LianBio Partners With Landos to Commercialize Colitis, Crohn’s Drugs in China
Omilancor is an oral, gut-restrict LANCL2 agonist being developed for ulcerative colitis (UC), Crohn’s disease (CD), and Eosinophilic Esophagitis (EoE). NX-13 is an oral, gut-restricted compound targeting NLRX1 being developed for UC and CD.
Under the terms of the deal, LianBio receives exclusive rights to develop and commercialize omilancor and NX-13 in Greater China, South Korea, Singapore, Thailand, Vietnam, Myanmar, Cambodia, Indonesia, and the Philippines.
LianBio is paying Landos $18 million upfront in cash and up to $200 million in various development and commercial milestones. Landos will also be eligible for tiered low double-digit royalties on net sales of the drugs in the licensed territories.
LianBio will participate in international Phase III trials of the two drugs by enrolling a “meaningful number” of participants. The company will pay for development and commercialization expenses in the collaboration territory, and Landos will continue to finance all development and commercialization efforts in other areas.
“We believe Landos’ differentiated approach to the discovery and development of first-in-class oral therapeutics to target novel immunometabolic pathways has the potential to transform the treatment paradigm for CD, UC and other autoimmune diseases,” said Konstantin Poukalov, managing director, Perceptive Advisors and executive chairman of LianBio. “With inflammatory bowel disease incidence projected to significantly increase throughout Asia over the coming decade, we look forward to partnering with Landos to address the current and future needs of IBD patients.”
LianBio was founded only nine months ago, in August 2020, and in addition to Shanghai, it has offices in Princeton, New Jersey. LianBio was founded, seeded, and incubated by Perceptive Advisers. Its focus is on pushing the development and accelerating availability of new drugs in China and major Asian markets.
The company leverages an in-licensing business model, and the Landos deal is the sixth so far, following launch partnerships with MyoKardia and BridgeBio. LianBio also received $70 million from Pfizer in November 2020 as part of its $310 million Series A funding round.

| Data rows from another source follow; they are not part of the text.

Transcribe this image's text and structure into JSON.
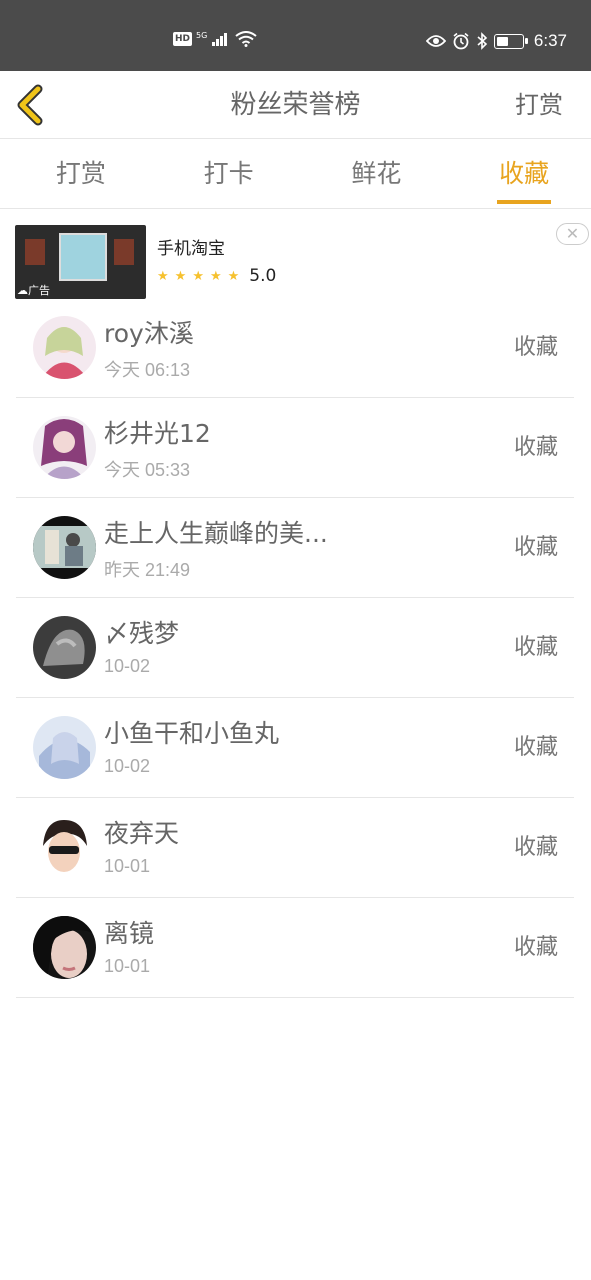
{
  "status_bar": {
    "hd": "HD",
    "network": "5G",
    "time": "6:37",
    "battery_level": 0.45,
    "icons": [
      "signal-icon",
      "wifi-icon",
      "eye-icon",
      "alarm-icon",
      "bluetooth-icon",
      "battery-icon"
    ]
  },
  "header": {
    "back_icon": "chevron-left-icon",
    "title": "粉丝荣誉榜",
    "action_label": "打赏"
  },
  "tabs": [
    {
      "label": "打赏",
      "active": false
    },
    {
      "label": "打卡",
      "active": false
    },
    {
      "label": "鲜花",
      "active": false
    },
    {
      "label": "收藏",
      "active": true
    }
  ],
  "ad": {
    "title": "手机淘宝",
    "rating": "5.0",
    "stars": 5,
    "label": "广告",
    "close_icon": "close-icon"
  },
  "fans": [
    {
      "name": "roy沐溪",
      "time": "今天 06:13",
      "action": "收藏"
    },
    {
      "name": "杉井光12",
      "time": "今天 05:33",
      "action": "收藏"
    },
    {
      "name": "走上人生巅峰的美...",
      "time": "昨天 21:49",
      "action": "收藏"
    },
    {
      "name": "〆残梦",
      "time": "10-02",
      "action": "收藏"
    },
    {
      "name": "小鱼干和小鱼丸",
      "time": "10-02",
      "action": "收藏"
    },
    {
      "name": "夜弃天",
      "time": "10-01",
      "action": "收藏"
    },
    {
      "name": "离镜",
      "time": "10-01",
      "action": "收藏"
    }
  ],
  "colors": {
    "accent": "#e8a41f",
    "status_bar": "#4b4b4b",
    "divider": "#e6e6e6"
  }
}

On May 6, Landos announced it had dosed the first patient in its Phase II trial of omilancor for moderate-to-severe Crohn’s disease. It will evaluate 150 participants, who will be randomized to receive either 1000 mg of omilancor or a placebo.
The drug will be studied over a 12-week induction period followed by an 18-week maintenance period, and two-week post-treatment safety follow up. Co-primary endpoints will evaluate clinical remission at Week 12, as well as frequency and severity of adverse events, compared placebo.
“There remains an unmet need for safer, more convenient and effective therapeutic alternatives to treat patients with CD,” said Jean-Frederic Colombel, director, IBD Center at the Icahn School of Medicine at Mount Sinai and Landos Clinical Advisory Board member, in the May 6 announcement. “Oral treatment with omilancor has consistently demonstrated a benign and well-tolerated safety profile, a gut-restricted distribution without systemic immunosuppression, biologic-like efficacy signal and enhanced immunoregulatory mechanisms in UC patients. Based on these encouraging results, we believe omilancor could show similar levels of efficacy in CD patients with a well-tolerated safety profile and ultimately provide long-term benefit for millions of people living with IBD.”
Of the new partnership, Josep Bassaganya-Riera, chairman, president and chief executive officer of Landos, stated, “We are excited to collaborate with LianBio to strategically integrate their clinical and operational expertise in major Asian markets as we expand into global development programs with our innovative autoimmune disease pipeline. Our lead product candidates, omilancor and NX-13, are designed to have critical advantages over current therapies, including the capacity to target key and novel pathways specifically linked to immune function.”